15th November 2020




Reading 1: Prov 31:10-13,19-20,30-31 By worldly standards the woman mentioned in this reading would hardly be classified as a talented person. Yet according to the writer she has something far more precious than jewels, namely, a loving heart and caring hands.

Reading 2: 1 Thes 5:1-6 Paul tells his friends that he doesn’t know when the Lord will come back. Therefore, he urges them to be always ready lest they be caught unawares.

Gospel: Mt 25:14-30 This contains the story of three men who got some money from their master, and how two of them used it well, whereas the third failed to make any use of it at all.

Today’s Gospel has the simple yet rich parable of the talents. Whatever the monetary value of the Roman silver or gold talents might have been, we must try to understand the meaning of ‘talent’ in a broader setting and the holistic meaning of the parable in the common run of our lives.

A wealthy house-holder, before setting out on a long journey, summons some of his servants and distributes talents among them – five, two, one – “to each according to his ability.” Every human person, even as he comes into the world, is endowed with innumerable aptitudes, abilities and potencies, of body and mind. He is invited through today’s Gospel passage to develop, perfect, exploit and harvest his talents in whatever way he can, for the service of God and neighbour.

Education is a rich source of opportunities for developing talents. Talents are not restricted to individuals alone; families too are talented, some in the area of music and singing, others in technology, while there are those exceptionally gifted in handiworks of different kinds.

The first reading is taken from the Book of Proverbs. Many of these proverbs may have been in circulation even a thousand years before the coming of Christ. Solomon, so famous for his wisdom, may have been the author of a good numbers of sayings in this collection. Today’s text is from Chapter 31. The theme of this chapter is mainly the description of a good wife. She contributes so much, for the happiness of the husband and the home. She is a hard-working person who, with loving hands, sees to the well-being of all. She is an expert in stitching and weaving, and makes fitting clothes for her husband so that he appears respectable before people.
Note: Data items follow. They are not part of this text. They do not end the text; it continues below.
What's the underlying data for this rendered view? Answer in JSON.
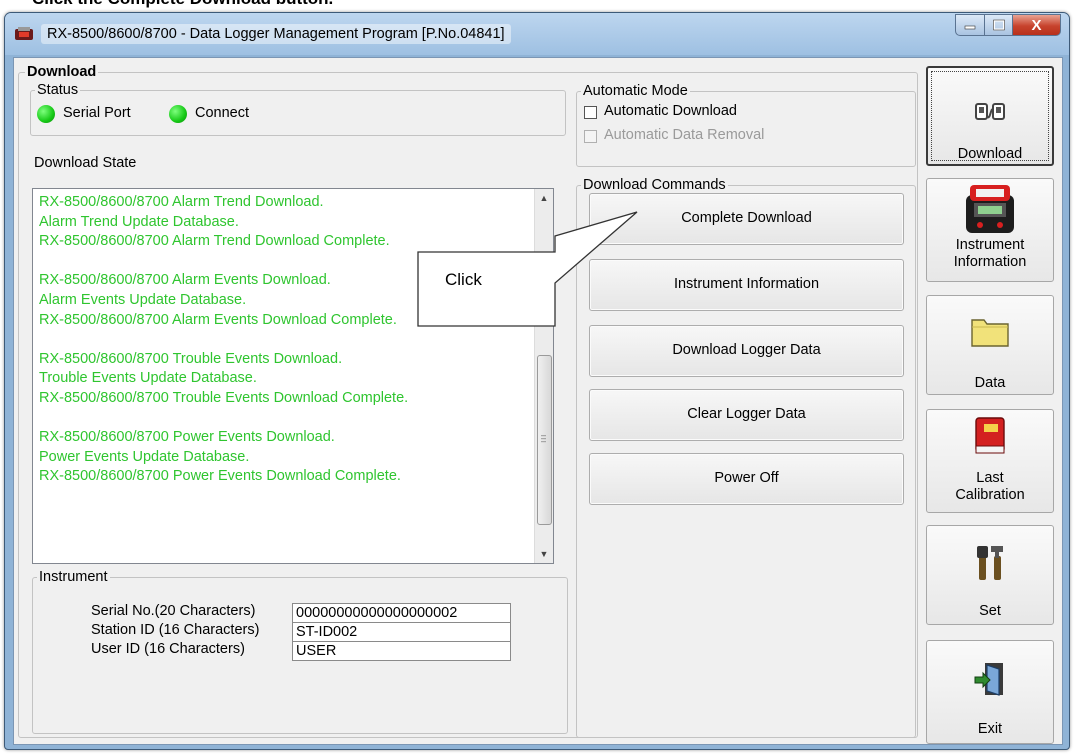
{
  "caption": "Click the Complete Download button.",
  "window": {
    "title": "RX-8500/8600/8700 - Data Logger Management Program [P.No.04841]",
    "controls": {
      "minimize": "–",
      "maximize": "□",
      "close": "X"
    }
  },
  "download": {
    "group_label": "Download",
    "status": {
      "label": "Status",
      "indicators": [
        {
          "label": "Serial Port",
          "color": "#16c916"
        },
        {
          "label": "Connect",
          "color": "#16c916"
        }
      ]
    },
    "state_label": "Download State",
    "log_color": "#2fc52f",
    "log_lines": [
      "RX-8500/8600/8700 Alarm Trend Download.",
      "Alarm Trend Update Database.",
      "RX-8500/8600/8700 Alarm Trend Download Complete.",
      "",
      "RX-8500/8600/8700 Alarm Events Download.",
      "Alarm Events Update Database.",
      "RX-8500/8600/8700 Alarm Events Download Complete.",
      "",
      "RX-8500/8600/8700 Trouble Events Download.",
      "Trouble Events Update Database.",
      "RX-8500/8600/8700 Trouble Events Download Complete.",
      "",
      "RX-8500/8600/8700 Power Events Download.",
      "Power Events Update Database.",
      "RX-8500/8600/8700 Power Events Download Complete."
    ],
    "automatic_mode": {
      "label": "Automatic Mode",
      "automatic_download": {
        "label": "Automatic Download",
        "checked": false,
        "enabled": true
      },
      "automatic_data_removal": {
        "label": "Automatic Data Removal",
        "checked": false,
        "enabled": false
      }
    },
    "commands": {
      "label": "Download Commands",
      "buttons": [
        "Complete Download",
        "Instrument Information",
        "Download Logger Data",
        "Clear Logger Data",
        "Power Off"
      ]
    },
    "instrument": {
      "label": "Instrument",
      "serial_label": "Serial No.(20 Characters)",
      "serial_value": "00000000000000000002",
      "station_label": "Station ID (16 Characters)",
      "station_value": "ST-ID002",
      "user_label": "User ID (16 Characters)",
      "user_value": "USER"
    }
  },
  "callout": {
    "text": "Click"
  },
  "nav": [
    {
      "label": "Download",
      "icon": "download-icon",
      "active": true
    },
    {
      "label": "Instrument Information",
      "icon": "instrument-icon",
      "active": false
    },
    {
      "label": "Data",
      "icon": "folder-icon",
      "active": false
    },
    {
      "label": "Last Calibration",
      "icon": "calibration-book-icon",
      "active": false
    },
    {
      "label": "Set",
      "icon": "tools-icon",
      "active": false
    },
    {
      "label": "Exit",
      "icon": "exit-door-icon",
      "active": false
    }
  ]
}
She does not neglect the poor and needy.

Biblical love is not the same as worldly love. Worldly love is determined by feelings and circumstances. It is easily fired up or burned out depending on one’s emotions. But true love, Godly love, is endlessly patient and kind. And a good wife demonstrates this kind of love to her husband, even when he doesn’t deserve it. “Charm is deceptive and beauty, fleeting. The woman who fears the Lord, is to be praised.”

In the Books of Kings and Chronicles, we read of experts: skilled labourers, carpenters, masons and builders, who use their talents for the construction, first of the Ark of the Covenant and the Tabernacle, and then, of the Temple. David himself was a very talented soldier and warrior. He is said to have fought with lions and bears. And we know the accurate aim with which he struck the giant Philistine, Goliath, in the forehead with a pebble. David was also a musician and a dancer, a composer of psalms and a lyricist. St Peter and his companions were fishermen on the Lake of Galilee, and were constantly developing their skills at fishing; and then, they were transformed into fishers of men, and that too required training, working and harvesting their God-given talents in the service of their supernatural vocation.

There are natural talents and supernatural talents. Of very high value among the natural talents, are intelligence and will. The greatest of all God’s gifts is the Holy Spirit and his grace and charisms. In fact, the wealth of one person in the state of grace is worth more than the whole of natural creation, because grace is a participation in the divine nature. All the saints devoted themselves to the growth and blossoming of the life of grace.

In today’s Gospel, we read: “To him who has, more will be given; from him who has not, even what he has will be taken away.” One may wonder how anything can be taken away from him who has not. Let us bear in mind that having all the gifts and talents of nature, is equivalent to having nothing, if one does not have faith, hope and charity. Paul, in talking of Christ’s coming on the Day of Judgement in the second reading, reminds us of the account we shall have to give for our talents. Let us then use our talents coupled with faith, hope and charity to build a spiritual kingdom, where they may grow many times.

Responsorial Psalm: Ps 128:1-5 Blessed are all who fear the Lord.